For all the expectations a pregnant woman might suddenly appreciate her body for its strength and creative abilities, the reality is that grim beauty standards remain. When a nurse complimented me all those years ago for putting on so little weight during pregnancy, the terrible thing was, even though I knew she was wrong to do so, I felt a fleeting pride! I said thank you! I was pleased to be perceived as thin (feminine, hard-working, healthy, valuable, etc), at the same time as knowing that this thinness was a sign that something was wrong.

Early one Sunday morning I had the baby – she was tiny but fine – and a week later I stumbled home from hospital into motherhood and a diet of guilt and biscuits. I knew what I was meant to be eating, it was just… the kitchen was all the way over there and the baby was finally asleep on my lap. The NHS postpartum diet advice focuses on fresh fruit and vegetables, but many new mothers’ diets instead focus either on simple survival or on how to retrieve their old body, a search that includes but is not limited to scouring tabloid pictures of celebrity “baby weight transformations” and “buggy bootcamps”.

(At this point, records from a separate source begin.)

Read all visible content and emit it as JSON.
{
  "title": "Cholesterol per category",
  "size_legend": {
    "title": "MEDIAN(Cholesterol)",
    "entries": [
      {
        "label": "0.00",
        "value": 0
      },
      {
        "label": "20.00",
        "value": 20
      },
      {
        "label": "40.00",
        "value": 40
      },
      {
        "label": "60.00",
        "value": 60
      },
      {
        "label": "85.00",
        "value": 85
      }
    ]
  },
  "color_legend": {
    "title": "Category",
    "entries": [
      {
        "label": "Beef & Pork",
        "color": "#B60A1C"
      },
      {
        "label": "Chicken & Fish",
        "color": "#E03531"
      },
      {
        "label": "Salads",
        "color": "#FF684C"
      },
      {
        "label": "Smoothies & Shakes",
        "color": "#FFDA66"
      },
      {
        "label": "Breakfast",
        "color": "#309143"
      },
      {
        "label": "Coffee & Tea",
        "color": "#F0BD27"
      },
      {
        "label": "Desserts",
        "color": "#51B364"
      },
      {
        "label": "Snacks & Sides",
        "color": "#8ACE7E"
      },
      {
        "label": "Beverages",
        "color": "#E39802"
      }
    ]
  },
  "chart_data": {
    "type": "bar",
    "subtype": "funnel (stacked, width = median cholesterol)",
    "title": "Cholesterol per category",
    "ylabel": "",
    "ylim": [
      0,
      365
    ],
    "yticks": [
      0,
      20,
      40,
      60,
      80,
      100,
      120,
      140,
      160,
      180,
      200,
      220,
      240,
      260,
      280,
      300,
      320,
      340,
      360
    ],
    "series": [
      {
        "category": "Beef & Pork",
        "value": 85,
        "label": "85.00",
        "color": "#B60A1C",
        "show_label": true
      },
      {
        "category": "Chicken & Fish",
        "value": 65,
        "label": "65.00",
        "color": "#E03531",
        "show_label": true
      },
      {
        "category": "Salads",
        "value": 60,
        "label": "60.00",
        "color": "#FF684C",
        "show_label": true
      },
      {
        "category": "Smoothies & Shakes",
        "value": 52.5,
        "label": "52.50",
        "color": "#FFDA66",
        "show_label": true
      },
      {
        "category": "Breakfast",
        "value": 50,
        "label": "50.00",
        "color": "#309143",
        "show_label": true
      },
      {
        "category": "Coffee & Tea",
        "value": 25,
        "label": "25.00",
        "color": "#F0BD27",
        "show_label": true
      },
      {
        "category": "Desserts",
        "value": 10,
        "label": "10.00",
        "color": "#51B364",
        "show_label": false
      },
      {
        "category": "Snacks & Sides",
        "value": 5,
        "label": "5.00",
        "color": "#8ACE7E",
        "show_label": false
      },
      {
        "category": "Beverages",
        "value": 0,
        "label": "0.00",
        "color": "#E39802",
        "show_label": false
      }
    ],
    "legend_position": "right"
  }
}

Maybe it goes without saying that, with “most pregnant women” failing to meet the UK-recommended intakes of folate and iron, nutritional guidelines are important. But perhaps they arrive too late for those whose relationship with disordered eating has been established for decades. I’m becoming increasingly aware that, more urgent than a lesson in what to eat, is a lesson in how.

And another thing: pub reading, cutesy coffee and a twisted comedy

Last orders My second favourite magazine, The Fence, is publishing a book about, ‘Going to the pub, being at the pub, the general concept and vibe of a pub’ – it is to be called The Pub. There are stories and there’s advice and a pub bingo game and reviews of urinals in ‘a love letter to the great British pub, in all its faded and eccentric glory,’ and you can preorder it online now.

Caffeine hit I’m quite taken by Grind’s new Peanuts collaboration, particularly the colour-blocked cafetière that comes in a natty little carrying case with a pair of enamel Snoopy mugs and a dinky pack of coffee, intended for a caffeine-based picnic for two. The romance implied by a cool bag with space for only two cups of coffee, drunk on the grass from whimsical cups? I appreciate the whole intention and applaud the little lazy dog.

Laughter in the dark Season two of Such Brave Girls is on iPlayer now. (If you haven’t yet indulged, start immediately.) The new series of this dark and feral comedy, in which Louise Brealey plays the bitter mother of two unhinged sisters (Kat Sadler and Lizzie Davidson), begins with a forced wedding and gets bleaker and funnier from there. I hooted throughout, hoots punctuated only with the odd gasp. Glee. Glee!